In case it slipped by you. According to Donohue:

Penn State professor Philip Jenkins has studied this problem for years. After looking at the John Jay data, which studied priestly sexual abuse from 1950-2002, he found that “of the 4,392 accused priests, almost 56 percent faced only one misconduct allegation, and at least some of these would certainly vanish under detailed scrutiny.” Moreover, Jenkins wrote that “Out of 100,000 priests active in the U.S. in this half-century, a cadre of just 149 individuals—one priest out of every 750—accounted for over a quarter of all allegations of clergy abuse.” In other words, almost all priests have never had anything to do with sexual molestation. 

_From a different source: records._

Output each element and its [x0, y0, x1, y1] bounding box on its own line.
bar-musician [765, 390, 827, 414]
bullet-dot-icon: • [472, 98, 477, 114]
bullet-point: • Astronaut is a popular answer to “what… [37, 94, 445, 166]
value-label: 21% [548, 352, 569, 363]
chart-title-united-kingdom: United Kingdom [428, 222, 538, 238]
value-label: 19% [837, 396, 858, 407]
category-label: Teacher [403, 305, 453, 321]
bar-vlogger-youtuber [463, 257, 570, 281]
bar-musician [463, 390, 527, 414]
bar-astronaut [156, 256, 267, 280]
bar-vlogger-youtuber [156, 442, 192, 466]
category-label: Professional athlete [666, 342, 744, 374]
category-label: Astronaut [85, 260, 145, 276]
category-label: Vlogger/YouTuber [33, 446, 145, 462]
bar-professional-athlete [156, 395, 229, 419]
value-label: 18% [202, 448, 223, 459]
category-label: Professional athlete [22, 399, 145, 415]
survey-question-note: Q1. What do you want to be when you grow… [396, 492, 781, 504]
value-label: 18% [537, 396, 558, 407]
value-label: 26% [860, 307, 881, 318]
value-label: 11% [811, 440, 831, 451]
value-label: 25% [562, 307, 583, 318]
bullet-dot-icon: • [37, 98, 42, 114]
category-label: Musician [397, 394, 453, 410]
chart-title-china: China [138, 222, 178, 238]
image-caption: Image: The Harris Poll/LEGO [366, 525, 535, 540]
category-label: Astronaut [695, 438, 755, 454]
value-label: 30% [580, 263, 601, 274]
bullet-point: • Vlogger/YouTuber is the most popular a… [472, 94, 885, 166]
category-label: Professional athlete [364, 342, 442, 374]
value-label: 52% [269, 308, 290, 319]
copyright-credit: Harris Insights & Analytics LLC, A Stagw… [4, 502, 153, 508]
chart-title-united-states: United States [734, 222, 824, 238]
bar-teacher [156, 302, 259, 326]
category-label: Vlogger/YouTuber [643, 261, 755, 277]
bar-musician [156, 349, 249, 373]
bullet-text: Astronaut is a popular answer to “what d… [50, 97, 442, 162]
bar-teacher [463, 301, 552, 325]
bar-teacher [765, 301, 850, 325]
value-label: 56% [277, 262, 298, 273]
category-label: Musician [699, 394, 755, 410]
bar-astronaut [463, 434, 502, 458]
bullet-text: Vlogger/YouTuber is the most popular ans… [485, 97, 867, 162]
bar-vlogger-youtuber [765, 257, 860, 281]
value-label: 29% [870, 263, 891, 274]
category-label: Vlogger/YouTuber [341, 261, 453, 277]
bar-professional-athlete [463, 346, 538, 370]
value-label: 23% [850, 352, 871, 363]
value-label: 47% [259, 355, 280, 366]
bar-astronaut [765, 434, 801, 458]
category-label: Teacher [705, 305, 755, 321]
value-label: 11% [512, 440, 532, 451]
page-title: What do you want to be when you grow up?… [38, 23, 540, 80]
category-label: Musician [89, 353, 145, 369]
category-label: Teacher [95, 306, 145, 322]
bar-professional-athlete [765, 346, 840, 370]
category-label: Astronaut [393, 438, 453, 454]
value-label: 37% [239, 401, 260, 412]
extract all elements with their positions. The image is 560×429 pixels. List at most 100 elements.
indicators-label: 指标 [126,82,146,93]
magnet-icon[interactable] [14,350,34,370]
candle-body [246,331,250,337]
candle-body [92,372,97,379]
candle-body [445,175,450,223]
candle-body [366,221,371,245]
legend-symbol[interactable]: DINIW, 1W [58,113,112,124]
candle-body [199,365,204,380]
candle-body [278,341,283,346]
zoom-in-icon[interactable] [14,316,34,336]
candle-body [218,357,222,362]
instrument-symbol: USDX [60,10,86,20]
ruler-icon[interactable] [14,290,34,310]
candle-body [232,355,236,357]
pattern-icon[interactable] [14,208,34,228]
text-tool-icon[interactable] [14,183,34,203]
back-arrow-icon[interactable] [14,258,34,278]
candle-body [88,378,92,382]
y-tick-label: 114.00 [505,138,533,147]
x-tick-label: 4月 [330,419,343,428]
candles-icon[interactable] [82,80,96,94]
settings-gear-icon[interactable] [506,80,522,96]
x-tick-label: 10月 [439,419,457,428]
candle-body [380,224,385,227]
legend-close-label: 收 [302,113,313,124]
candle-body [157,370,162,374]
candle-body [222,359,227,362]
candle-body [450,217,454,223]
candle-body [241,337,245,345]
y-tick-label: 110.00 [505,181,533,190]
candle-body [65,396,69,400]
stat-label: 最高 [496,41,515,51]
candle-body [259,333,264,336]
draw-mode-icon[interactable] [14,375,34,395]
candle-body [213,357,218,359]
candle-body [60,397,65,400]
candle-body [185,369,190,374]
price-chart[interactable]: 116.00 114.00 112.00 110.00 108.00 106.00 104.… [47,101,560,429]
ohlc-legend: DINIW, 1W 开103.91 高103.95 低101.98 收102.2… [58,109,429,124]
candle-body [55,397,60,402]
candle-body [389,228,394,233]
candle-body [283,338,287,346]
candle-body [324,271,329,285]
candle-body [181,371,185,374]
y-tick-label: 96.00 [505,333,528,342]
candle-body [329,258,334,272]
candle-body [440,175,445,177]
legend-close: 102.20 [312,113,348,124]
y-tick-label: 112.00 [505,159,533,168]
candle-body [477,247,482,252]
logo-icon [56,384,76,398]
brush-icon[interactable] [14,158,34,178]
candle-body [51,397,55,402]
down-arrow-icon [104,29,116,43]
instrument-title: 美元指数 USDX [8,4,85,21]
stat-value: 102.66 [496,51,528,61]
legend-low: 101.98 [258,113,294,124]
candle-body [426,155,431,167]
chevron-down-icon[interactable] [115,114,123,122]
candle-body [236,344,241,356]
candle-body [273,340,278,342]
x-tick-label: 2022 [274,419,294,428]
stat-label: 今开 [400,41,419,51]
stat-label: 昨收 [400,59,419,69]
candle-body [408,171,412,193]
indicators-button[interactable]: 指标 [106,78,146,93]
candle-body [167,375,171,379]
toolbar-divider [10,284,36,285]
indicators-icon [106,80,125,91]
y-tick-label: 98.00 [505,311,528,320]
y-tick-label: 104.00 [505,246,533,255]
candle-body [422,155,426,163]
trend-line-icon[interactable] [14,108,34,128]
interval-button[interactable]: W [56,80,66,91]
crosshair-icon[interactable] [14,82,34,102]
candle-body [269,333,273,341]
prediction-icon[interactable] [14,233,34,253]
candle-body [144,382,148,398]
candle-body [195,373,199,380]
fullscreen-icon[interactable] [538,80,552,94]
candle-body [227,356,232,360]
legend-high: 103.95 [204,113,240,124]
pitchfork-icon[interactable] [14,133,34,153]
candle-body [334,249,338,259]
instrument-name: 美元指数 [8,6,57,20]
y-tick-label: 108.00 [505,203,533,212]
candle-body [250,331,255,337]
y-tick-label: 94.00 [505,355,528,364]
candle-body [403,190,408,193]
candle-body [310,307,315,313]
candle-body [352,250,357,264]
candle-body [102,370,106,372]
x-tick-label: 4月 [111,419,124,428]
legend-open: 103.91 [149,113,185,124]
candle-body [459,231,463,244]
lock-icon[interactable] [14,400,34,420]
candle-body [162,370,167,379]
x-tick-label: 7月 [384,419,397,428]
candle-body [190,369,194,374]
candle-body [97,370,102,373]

What Jenkins is saying is that a very small number of priests – 149 – were accused of abusing almost all the victims. That is, these 149 priests had a large number of victims, and that 56% of accused priests had only one accusation.

 

However, the bishops reported that over 4.5% of priests had been accused, so it is NOT true, as Donohue claims, that “almost all priests”  – implying 749 out of 750 – have nothing to do with sexual molestation. One of twenty were accused, nineteen out of twenty were not accused.

 

From my conversations with victims, many of them are satisfied once their abuser has been publicly accused. If there is no possibility of civil or criminal action, they see no point in coming forward and suffering the embarrassment of admitting that they had been abused.

 

There seem to be some cases in which a priest had a large number of victims but no one has gone public yet. Criminologists and psychologists have studied abusers to try to determine the average number of victims per abuser, and it is far greater than one; perhaps 15-20 for abusers of older children, perhaps scores or even hundreds for abusers of small children.

 

Another weasly statistic which Vatican officials occasionally quote is a fraction of1% figure of priests as pedophiles. This is misleading. Pedophilia strictly defined is sexual abuse of pre-pubescent children. The proportion of this type in abuse by priests has been small and has even declined in absolute numbers over the decades. But most of the abuse has been of pubescent and adolescent boys, technically not pedophilia, but pederasty or ephebophilia.

 

That of course raises the question of homosexuality, and I think Donohue is correct that there has been blindness about that.

 

For a long time, both those who disapproved and those who approved of homosexuality conflated it with pederasty. Church documents refer to homosexuality when they mean sex with boys. Homosexual activists for many years accepted pederasts into their ranks. NAMBLA – the North American Man-Boy Love Association – marched in gay pride parades. Gradually homosexuals decided to dissociate themselves from these pederastic groups. I leave it to the psychologists to decide whether there is a real or only a political distinction between pederasty and homosexuality.